Search code examples
rubywatir

Watir scraping sequential elements : so simple, but no


This is so simple... I want to scrap some web page like that with watir (gem of ruby:)

<div class="Time">time1</div> 
<div class="Locus">locus1</div>
<div class="Locus">locus2</div>
<div class="Time">time2</div>
<div class="Locus">locus3</div>
<div class="Time">time3</div>
<div class="Locus">locus4</div>
<div class="Locus">locus5</div>
<div class="Locus">locus6</div>
<div class="Time">time4</div>
etc..

The result should be an array like that :

time1 locus1
time1 locus2
time2 locus3
time3 locus4
time3 locus5
time3 locus6
time4 xxx

All the divs are at the same level (not imbricated). No way to find the solution using the watir methods... Thx for your help


Solution

  • For each Locus element, you can retrieve the preceding Time element via the #preceding_sibling method:

    result = browser.divs(class: 'Locus').map do |div|
      time = div.preceding_sibling(class: 'Time').text
      locus = div.text
      "#{time} #{locus}"
    end
    p result
    #=> ["time1 locus1", "time1 locus2", "time2 locus3", "time3 locus4", "time3 locus5", "time3 locus6"]
    

    Note that if the list is long, you may want to retrieve the HTML via Watir but then do the parsing in Nokogiri. This would save a lot of execution time, but at the cost of readability.

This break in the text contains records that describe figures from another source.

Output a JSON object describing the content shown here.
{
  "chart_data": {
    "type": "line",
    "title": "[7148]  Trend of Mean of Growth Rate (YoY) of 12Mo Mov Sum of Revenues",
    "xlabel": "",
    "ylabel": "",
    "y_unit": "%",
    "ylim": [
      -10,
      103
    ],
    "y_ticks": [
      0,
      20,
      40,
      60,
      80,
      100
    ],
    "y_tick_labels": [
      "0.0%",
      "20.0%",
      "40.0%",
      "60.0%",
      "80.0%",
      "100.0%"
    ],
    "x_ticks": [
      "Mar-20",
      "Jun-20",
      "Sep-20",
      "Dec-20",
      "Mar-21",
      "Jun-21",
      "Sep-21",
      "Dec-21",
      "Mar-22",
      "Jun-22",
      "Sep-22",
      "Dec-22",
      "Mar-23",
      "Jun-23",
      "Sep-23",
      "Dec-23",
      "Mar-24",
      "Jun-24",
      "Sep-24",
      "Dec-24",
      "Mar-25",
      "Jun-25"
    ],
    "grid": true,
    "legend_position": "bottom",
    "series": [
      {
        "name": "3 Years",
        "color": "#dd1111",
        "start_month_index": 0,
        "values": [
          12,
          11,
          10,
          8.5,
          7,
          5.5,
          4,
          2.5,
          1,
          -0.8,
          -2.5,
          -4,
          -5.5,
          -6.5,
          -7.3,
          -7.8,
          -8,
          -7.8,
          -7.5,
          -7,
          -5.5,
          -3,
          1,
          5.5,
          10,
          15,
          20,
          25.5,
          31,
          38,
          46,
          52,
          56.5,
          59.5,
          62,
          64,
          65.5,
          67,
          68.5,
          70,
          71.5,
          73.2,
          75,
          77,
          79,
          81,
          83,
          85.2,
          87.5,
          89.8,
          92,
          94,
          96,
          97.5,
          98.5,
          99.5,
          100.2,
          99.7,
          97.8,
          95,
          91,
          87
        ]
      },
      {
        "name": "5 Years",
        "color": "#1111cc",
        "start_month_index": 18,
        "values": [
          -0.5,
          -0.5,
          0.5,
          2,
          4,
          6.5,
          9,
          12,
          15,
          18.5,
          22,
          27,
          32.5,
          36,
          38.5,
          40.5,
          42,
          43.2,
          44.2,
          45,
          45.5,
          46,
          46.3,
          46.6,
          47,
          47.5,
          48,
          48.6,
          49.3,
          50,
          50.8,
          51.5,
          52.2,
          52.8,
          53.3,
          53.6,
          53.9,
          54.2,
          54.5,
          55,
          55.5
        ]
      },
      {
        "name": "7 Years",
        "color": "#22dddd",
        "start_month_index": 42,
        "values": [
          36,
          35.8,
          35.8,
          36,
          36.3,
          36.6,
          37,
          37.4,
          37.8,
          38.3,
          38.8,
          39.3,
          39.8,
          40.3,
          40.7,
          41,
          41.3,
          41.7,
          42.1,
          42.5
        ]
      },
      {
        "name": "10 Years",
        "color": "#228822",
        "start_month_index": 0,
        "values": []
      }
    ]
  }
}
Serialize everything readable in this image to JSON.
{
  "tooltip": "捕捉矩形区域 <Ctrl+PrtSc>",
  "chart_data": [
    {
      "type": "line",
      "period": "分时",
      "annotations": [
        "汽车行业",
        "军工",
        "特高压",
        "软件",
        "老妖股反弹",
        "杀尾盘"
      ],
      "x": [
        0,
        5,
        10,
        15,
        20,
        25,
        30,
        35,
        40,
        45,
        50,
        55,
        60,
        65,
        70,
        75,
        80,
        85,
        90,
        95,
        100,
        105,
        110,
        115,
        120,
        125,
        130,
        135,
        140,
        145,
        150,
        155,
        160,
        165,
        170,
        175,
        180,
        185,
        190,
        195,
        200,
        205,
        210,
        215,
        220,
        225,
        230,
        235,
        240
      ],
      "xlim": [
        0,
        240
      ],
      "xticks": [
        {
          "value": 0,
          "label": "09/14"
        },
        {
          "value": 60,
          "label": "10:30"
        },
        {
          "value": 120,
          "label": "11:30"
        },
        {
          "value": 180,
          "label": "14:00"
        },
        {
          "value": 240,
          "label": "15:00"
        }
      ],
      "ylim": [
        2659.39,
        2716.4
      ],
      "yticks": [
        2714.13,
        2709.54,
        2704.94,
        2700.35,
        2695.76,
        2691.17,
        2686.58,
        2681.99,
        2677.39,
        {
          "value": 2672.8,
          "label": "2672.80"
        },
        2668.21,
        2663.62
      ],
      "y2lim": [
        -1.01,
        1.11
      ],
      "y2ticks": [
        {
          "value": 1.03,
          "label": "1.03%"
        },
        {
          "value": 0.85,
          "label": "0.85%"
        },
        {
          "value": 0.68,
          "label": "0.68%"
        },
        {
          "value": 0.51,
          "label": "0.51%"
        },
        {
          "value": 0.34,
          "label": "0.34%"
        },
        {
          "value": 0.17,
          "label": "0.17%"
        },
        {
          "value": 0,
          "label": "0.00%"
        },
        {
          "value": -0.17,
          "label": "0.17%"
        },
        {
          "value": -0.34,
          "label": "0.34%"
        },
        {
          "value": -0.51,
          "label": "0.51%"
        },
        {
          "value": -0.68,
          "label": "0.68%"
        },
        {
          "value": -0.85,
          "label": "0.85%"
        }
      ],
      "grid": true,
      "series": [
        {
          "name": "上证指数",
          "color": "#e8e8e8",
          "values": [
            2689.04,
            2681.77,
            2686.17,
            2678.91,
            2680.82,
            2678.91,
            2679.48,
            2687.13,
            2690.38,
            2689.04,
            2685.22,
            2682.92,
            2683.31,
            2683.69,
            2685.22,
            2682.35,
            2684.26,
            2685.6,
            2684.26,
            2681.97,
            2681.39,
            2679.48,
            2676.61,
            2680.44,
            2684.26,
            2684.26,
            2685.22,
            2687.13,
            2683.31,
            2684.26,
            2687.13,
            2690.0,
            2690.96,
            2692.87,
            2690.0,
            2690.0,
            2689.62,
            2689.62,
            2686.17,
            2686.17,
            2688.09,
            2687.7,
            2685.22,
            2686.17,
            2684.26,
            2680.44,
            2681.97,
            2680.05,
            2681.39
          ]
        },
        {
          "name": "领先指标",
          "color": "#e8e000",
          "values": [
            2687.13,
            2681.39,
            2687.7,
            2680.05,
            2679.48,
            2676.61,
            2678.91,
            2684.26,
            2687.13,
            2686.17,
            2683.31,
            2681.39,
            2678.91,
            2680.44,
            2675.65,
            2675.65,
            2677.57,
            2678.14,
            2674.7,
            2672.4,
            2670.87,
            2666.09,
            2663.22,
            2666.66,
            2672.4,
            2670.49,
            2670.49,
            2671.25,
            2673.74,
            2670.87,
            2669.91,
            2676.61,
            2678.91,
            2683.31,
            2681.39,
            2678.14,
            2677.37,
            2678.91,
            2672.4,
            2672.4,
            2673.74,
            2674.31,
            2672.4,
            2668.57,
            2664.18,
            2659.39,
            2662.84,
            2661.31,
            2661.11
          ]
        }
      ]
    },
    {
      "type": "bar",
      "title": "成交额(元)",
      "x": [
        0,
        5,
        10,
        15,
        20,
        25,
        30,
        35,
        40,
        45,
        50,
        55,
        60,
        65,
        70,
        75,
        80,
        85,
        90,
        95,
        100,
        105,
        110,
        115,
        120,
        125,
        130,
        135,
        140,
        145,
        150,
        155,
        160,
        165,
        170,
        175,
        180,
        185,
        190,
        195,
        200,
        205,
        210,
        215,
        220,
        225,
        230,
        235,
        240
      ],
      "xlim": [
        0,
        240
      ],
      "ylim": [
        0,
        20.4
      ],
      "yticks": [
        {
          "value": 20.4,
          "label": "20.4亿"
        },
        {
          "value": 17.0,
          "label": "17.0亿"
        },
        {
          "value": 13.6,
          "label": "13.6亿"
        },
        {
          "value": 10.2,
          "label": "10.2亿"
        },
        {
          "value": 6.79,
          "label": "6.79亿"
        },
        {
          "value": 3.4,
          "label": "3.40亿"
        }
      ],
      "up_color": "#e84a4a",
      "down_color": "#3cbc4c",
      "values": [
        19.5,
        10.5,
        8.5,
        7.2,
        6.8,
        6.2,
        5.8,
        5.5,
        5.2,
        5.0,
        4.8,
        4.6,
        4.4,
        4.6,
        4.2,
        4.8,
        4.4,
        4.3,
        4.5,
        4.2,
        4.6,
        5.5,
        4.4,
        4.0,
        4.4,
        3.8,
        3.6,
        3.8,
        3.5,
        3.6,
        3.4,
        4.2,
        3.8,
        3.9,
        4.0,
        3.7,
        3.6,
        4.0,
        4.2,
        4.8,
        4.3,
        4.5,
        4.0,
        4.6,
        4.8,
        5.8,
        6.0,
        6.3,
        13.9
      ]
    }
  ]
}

    doc = Nokogiri::HTML.parse(browser.html) # where `browser` is the usual Watir::Browser
    result = doc.css('.Locus').map do |div|
      time = div.at('./preceding-sibling::div[@class="Time"]').text
      locus = div.text
      "#{time} #{locus}"
    end
    p result
    #=> ["time1 locus1", "time1 locus2", "time1 locus3", "time1 locus4", "time1 locus5", "time1 locus6"]